# I don't think it's a Mercury...but the price??



## mickeyc (Aug 4, 2015)

http://nmi.craigslist.org/atq/5098508466.html

I have my old Mercury wagon, vintage 1940.


Mike


----------



## Freqman1 (Aug 5, 2015)

locomotion said:


> if you don't like the price, you don't have to buy it




On the flipsiide if you put a stupid price on something don't expect to sell it. Oh yea and expect ridicule! V/r Shawn


----------



## bobcycles (Aug 5, 2015)

Freqman1 said:


> On the flipsiide if you put a stupid price on something don't expect to sell it. Oh yea and expect ridicule! V/r Shawn





*Exactly!  We're all expected to bite our tongue or 'censor' ourselves when people essentially wage a war on 
our wallets?  Antique, vintage collectibles have Values.....not always etched in stone, but especially in the bike hobby, there is a pretty good 
yard stick on stuff.  When you price something at 3 times the value, you are essentially trying to rip some one off.*


----------



## vincev (Aug 5, 2015)

It ok to criticize an ad on CL. It is tacky to criticize someones price on the "for sale and trade " section of the Cabe.
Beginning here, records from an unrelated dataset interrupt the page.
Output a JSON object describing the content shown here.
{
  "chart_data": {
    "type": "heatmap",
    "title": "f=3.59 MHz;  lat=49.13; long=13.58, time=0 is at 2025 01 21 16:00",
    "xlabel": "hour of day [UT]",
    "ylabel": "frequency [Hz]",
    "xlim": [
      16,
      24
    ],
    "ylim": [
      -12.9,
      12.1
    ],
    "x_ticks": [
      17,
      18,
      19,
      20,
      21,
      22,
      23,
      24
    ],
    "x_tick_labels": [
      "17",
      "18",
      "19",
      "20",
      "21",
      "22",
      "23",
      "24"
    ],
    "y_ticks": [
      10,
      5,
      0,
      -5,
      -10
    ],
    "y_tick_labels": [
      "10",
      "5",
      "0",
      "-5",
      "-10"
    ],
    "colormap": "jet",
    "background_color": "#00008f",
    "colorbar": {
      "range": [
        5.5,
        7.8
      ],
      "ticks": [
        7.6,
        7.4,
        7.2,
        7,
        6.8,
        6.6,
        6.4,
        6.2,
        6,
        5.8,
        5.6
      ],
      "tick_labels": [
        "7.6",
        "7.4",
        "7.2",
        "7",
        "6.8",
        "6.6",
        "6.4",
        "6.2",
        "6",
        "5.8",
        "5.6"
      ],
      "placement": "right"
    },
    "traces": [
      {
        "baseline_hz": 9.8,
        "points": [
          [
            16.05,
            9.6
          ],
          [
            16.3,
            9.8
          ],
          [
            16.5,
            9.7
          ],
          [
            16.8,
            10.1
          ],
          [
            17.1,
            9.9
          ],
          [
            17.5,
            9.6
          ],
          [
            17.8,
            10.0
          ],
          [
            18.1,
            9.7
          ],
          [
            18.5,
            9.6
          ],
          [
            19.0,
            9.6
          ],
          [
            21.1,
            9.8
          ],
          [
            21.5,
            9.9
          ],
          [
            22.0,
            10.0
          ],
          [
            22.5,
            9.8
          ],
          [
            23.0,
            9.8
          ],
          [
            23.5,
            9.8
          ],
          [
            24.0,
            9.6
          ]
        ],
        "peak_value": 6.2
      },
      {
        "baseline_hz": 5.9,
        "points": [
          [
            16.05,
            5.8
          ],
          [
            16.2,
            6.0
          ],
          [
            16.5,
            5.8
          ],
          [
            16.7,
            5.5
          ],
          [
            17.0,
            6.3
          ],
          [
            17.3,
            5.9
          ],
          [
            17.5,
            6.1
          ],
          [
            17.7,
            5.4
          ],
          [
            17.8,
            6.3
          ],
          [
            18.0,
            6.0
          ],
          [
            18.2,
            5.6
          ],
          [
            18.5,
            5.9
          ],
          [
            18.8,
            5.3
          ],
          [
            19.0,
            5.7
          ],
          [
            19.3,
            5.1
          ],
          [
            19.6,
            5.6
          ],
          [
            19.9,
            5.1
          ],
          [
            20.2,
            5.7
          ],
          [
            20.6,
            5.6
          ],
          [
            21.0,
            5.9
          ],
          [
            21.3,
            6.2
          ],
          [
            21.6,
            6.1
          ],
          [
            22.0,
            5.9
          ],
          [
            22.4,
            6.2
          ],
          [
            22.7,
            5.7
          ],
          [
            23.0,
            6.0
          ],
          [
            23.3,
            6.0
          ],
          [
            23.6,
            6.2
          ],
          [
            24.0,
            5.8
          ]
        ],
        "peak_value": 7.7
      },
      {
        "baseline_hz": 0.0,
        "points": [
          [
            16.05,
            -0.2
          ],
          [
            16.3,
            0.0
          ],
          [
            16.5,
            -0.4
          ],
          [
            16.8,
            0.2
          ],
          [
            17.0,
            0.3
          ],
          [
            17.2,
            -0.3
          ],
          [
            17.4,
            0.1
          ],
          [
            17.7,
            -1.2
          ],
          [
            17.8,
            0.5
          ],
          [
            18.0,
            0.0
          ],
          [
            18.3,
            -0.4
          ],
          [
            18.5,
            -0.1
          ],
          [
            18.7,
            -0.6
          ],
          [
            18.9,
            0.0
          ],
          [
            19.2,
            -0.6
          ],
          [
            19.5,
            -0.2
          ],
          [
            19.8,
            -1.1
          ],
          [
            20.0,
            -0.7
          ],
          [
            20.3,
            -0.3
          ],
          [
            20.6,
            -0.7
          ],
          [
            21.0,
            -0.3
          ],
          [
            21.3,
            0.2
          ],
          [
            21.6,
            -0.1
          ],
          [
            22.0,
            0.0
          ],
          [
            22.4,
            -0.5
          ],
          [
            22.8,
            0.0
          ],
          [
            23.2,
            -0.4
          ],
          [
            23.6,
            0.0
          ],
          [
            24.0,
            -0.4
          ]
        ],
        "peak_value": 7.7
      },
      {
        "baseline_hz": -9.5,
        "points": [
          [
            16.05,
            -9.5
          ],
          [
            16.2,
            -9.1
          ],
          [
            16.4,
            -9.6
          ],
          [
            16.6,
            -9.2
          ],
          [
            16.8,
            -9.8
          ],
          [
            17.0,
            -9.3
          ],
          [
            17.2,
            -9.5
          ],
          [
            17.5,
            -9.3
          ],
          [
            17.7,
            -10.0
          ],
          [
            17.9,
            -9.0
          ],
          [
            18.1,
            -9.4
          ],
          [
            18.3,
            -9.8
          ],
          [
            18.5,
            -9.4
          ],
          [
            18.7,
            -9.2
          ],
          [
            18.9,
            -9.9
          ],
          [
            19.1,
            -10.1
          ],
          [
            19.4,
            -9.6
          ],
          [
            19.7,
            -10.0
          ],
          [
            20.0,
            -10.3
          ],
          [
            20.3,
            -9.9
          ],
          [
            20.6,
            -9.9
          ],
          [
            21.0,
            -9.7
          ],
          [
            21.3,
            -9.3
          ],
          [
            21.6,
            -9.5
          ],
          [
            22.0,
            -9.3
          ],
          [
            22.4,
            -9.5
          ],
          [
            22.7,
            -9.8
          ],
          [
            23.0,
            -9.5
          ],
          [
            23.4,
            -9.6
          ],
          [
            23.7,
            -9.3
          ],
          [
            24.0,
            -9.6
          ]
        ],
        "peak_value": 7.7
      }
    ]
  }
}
Its an ad someone posted and didnt know who the seller is so it should be open to discussion.


----------



## mickeyc (Aug 5, 2015)

locomotion said:


> if you don't like the price, you don't have to buy it




I was really just asking if the price was even in the ballpark for a wagon like that.  I understand you can ask what ever you want for anything you are selling.  Also curious if it was really a Mercury?  Doesn't look like mine, which I had posted on here previously.
Locomotion....didn't realize it was your wagon....only explanation for your response.

Mike


----------